In the previous post, I said I wanted to be done by December 18, and I also estimated that the book, now at 120K words, would end up at 150K. In the comments to that post, an anonymous poster* pointed out that I was saying I'd write 30,000 (good, final) words in 23 days.
Hmm. That does seem unlikely. So maybe I won't make that deadline. It would be very convenient if I did, but of course I can't let that take precedence over the quality of the end result. In addition to the new words, I do have a lot of fixing up to do. My file of notes to myself has grown unnervingly large. Taking care of those will take some time and may include some beating of head against wall.
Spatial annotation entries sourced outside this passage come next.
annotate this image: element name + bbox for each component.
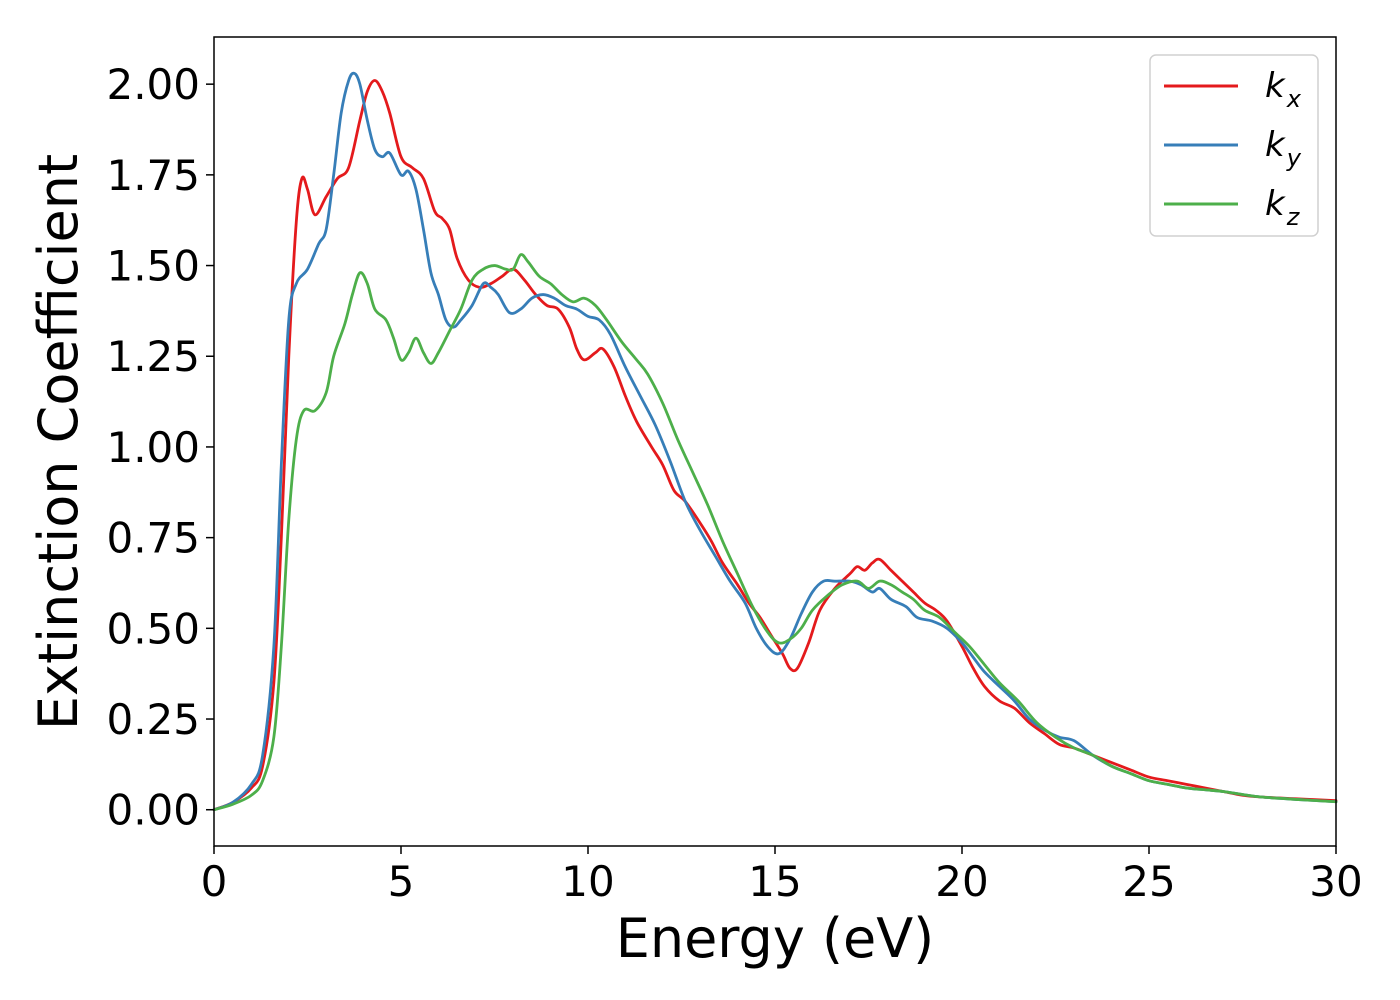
y-axis-label: Extinction Coefficient	[27, 154, 90, 730]
y-tick-label-7: 1.75	[106, 151, 200, 200]
legend-label-k-z: kz	[1265, 184, 1301, 231]
series-line-k-x	[212, 79, 1338, 812]
legend-label-k-x: kx	[1265, 66, 1302, 113]
x-axis-label: Energy (eV)	[616, 907, 935, 970]
y-axis-ticks: 0.00 0.25 0.50 0.75 1.00 1.25 1.50 1.75 2.00	[106, 60, 214, 835]
x-tick-label-0: 0	[201, 857, 228, 906]
legend-label-sub-0: x	[1286, 85, 1302, 113]
y-tick-label-3: 0.75	[106, 514, 200, 563]
x-tick-label-1: 5	[388, 857, 415, 906]
series-layer	[212, 71, 1338, 812]
legend-label-main-1: k	[1265, 125, 1286, 165]
y-tick-label-0: 0.00	[106, 786, 200, 835]
x-tick-label-4: 20	[935, 857, 988, 906]
y-tick-label-5: 1.25	[106, 332, 200, 381]
series-line-k-y	[212, 71, 1338, 812]
x-axis-ticks: 0 5 10 15 20 25 30	[201, 846, 1363, 906]
y-tick-label-8: 2.00	[106, 60, 200, 109]
y-tick-label-2: 0.50	[106, 604, 200, 653]
x-tick-label-6: 30	[1309, 857, 1362, 906]
y-tick-label-1: 0.25	[106, 695, 200, 744]
legend-label-main-0: k	[1265, 66, 1286, 106]
legend-label-sub-1: y	[1286, 144, 1302, 172]
legend-label-k-y: ky	[1265, 125, 1302, 172]
x-tick-label-5: 25	[1122, 857, 1175, 906]
x-tick-label-2: 10	[561, 857, 614, 906]
legend-label-sub-2: z	[1286, 203, 1301, 231]
legend-label-main-2: k	[1265, 184, 1286, 224]
y-tick-label-6: 1.50	[106, 242, 200, 291]
series-line-k-z	[212, 253, 1338, 812]
y-tick-label-4: 1.00	[106, 423, 200, 472]
x-tick-label-3: 15	[748, 857, 801, 906]
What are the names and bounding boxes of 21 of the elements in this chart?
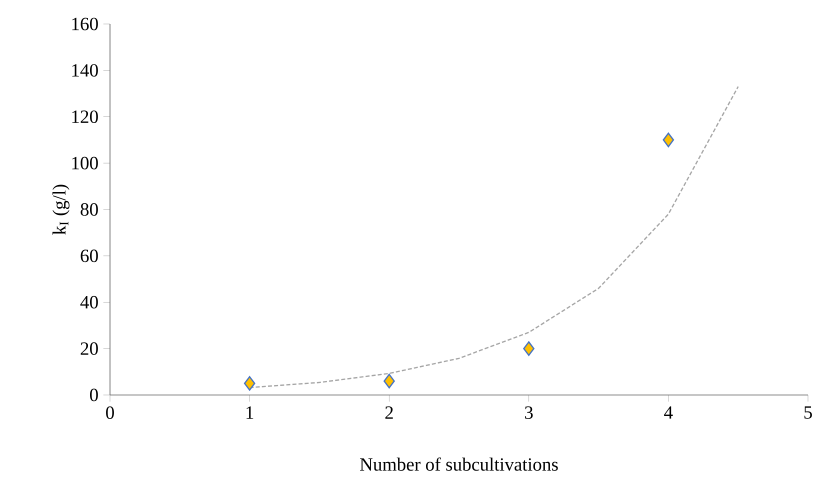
x-tick-label: 4	[664, 406, 673, 419]
y-tick-label: 60	[80, 250, 98, 262]
point	[523, 341, 534, 356]
y-axis-title: k$_{I}$ (g/l)	[52, 184, 70, 235]
x-axis-title: Number of subcultivations	[360, 457, 558, 471]
y-tick-label: 160	[72, 18, 98, 30]
y-tick-label: 140	[72, 64, 98, 77]
y-tick-label: 100	[72, 156, 98, 170]
point	[244, 376, 256, 391]
point	[662, 132, 674, 148]
y-tick-label: 40	[80, 296, 98, 309]
point	[384, 374, 395, 388]
x-tick-label: 3	[525, 406, 533, 419]
x-tick-label: 1	[246, 406, 254, 419]
y-tick-label: 120	[72, 110, 98, 124]
y-tick-label: 20	[80, 342, 98, 355]
y-tick-label: 80	[80, 203, 98, 216]
x-tick-label: 2	[385, 406, 393, 419]
y-tick-label: 0	[90, 388, 98, 402]
x-tick-label: 5	[804, 406, 812, 419]
x-tick-label: 0	[106, 406, 114, 419]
The title of this post refers to something that happened at one of my previous places of employment. It was a (very major) software company, and we were all working madly to get the next version of one of the main products ready to ship by the dumb, arbitrary deadline (pulled out of thin air by the marketing department, as is normally the case in the software biz). One of the high-up managers said in a meeting that we had to make the deadline, and if we thought we couldn't do all the necessary stuff in time, we would just have to "ratchet down the quality knob." Wouldn't customers have loved to know about that!
Well, I ain't gonna ratchet down no quality knob with this book. Or any other.
* The post shows as anonymous now, but I just switched to the new version of Blogger, and I don't know if that caused poster IDs to vanish.
2 comments:
Okay. While I can neither confirm nor deny that I was in fact the anonymous poster that caused you such distress, I CAN say that there's a very good chance said anonymous poster intended that as a compliment.
Apparently, this Blogger upgrade messed with the both of us -- I don't know how I (um, I mean the anonymous poster) managed to leave of my (his?) tag.
Look! Up in the sky! It's --
Chris! It's you!
The comment didn't really cause me distress, and I did take it as a compliment. However, it was also a good dose of reality.
I have to remind myself that, given how many years it's been since I got the idea for this novel and wrote the first few words of it, it would be absurd to worry about finishing it a month or two or three (or ... ) later than I'd been hoping.